La FMSQ déçue du projet de loi n° 33 qu’elle juge à refaire

Montréal, le 13 septembre 2006 – C’est aujourd’hui que la Fédération des médecins spécialistes du Québec (FMSQ) présente en commission parlementaire sa réponse au projet de loi n° 33 modifiant la Loi sur les services de santé et les services sociaux et d’autres dispositions législatives. La FMSQ réitère son adhésion à un système public fort et fonctionnel et souhaite ainsi la mise en place de garanties d’accès aux soins spécialisés et à une contribution accrue des cliniques médicales. Toutefois, elle réprouve le manque d’engagement du gouvernement en ce sens et conclut que le projet de loi est inadéquat et devrait être repensé complètement.

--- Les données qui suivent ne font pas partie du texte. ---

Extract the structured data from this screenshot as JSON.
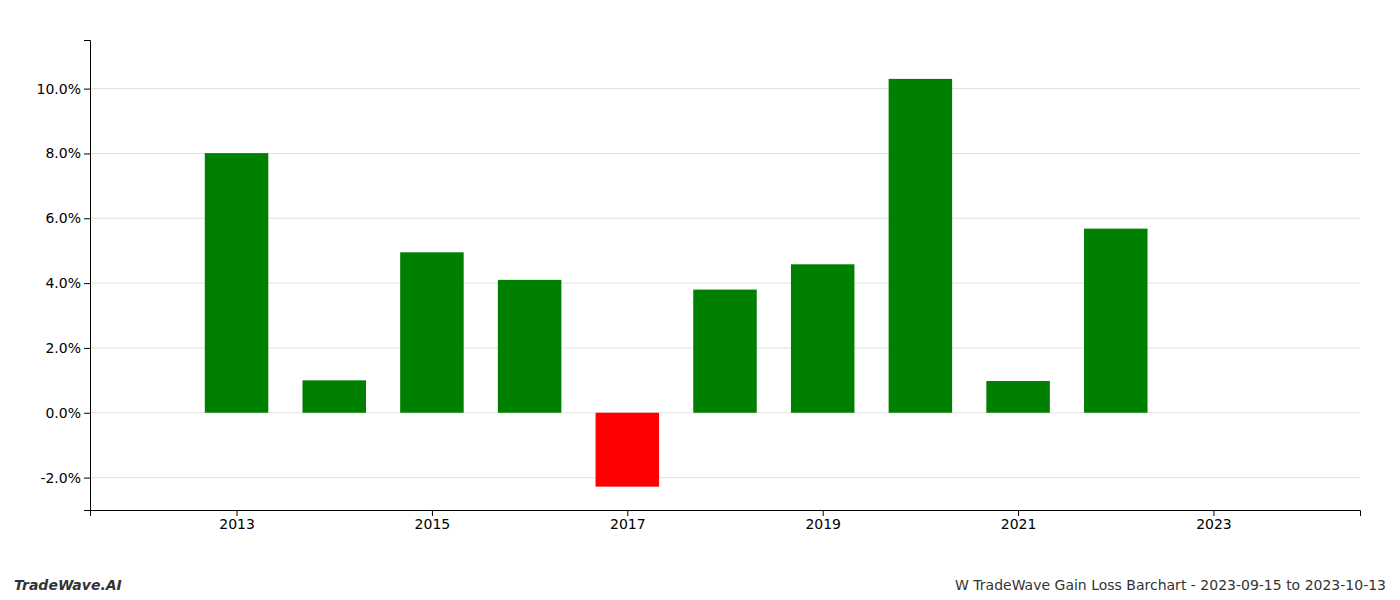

« Nous souscrivons bien évidemment à une meilleure gestion des listes d’attente, déclare Dr Yves Dugré, président de la FMSQ, mais je ne trouve pas, dans ce projet de loi, de garanties d’accès aux soins médicaux spécialisés et surspécialisés. Nulle part dans le projet de loi no 33 peut-on constater l’engagement du gouvernement à rendre les services médicaux spécialisés accessibles à la population dans des délais spécifiques et à donner aux établissements les ressources nécessaires à cette fin. »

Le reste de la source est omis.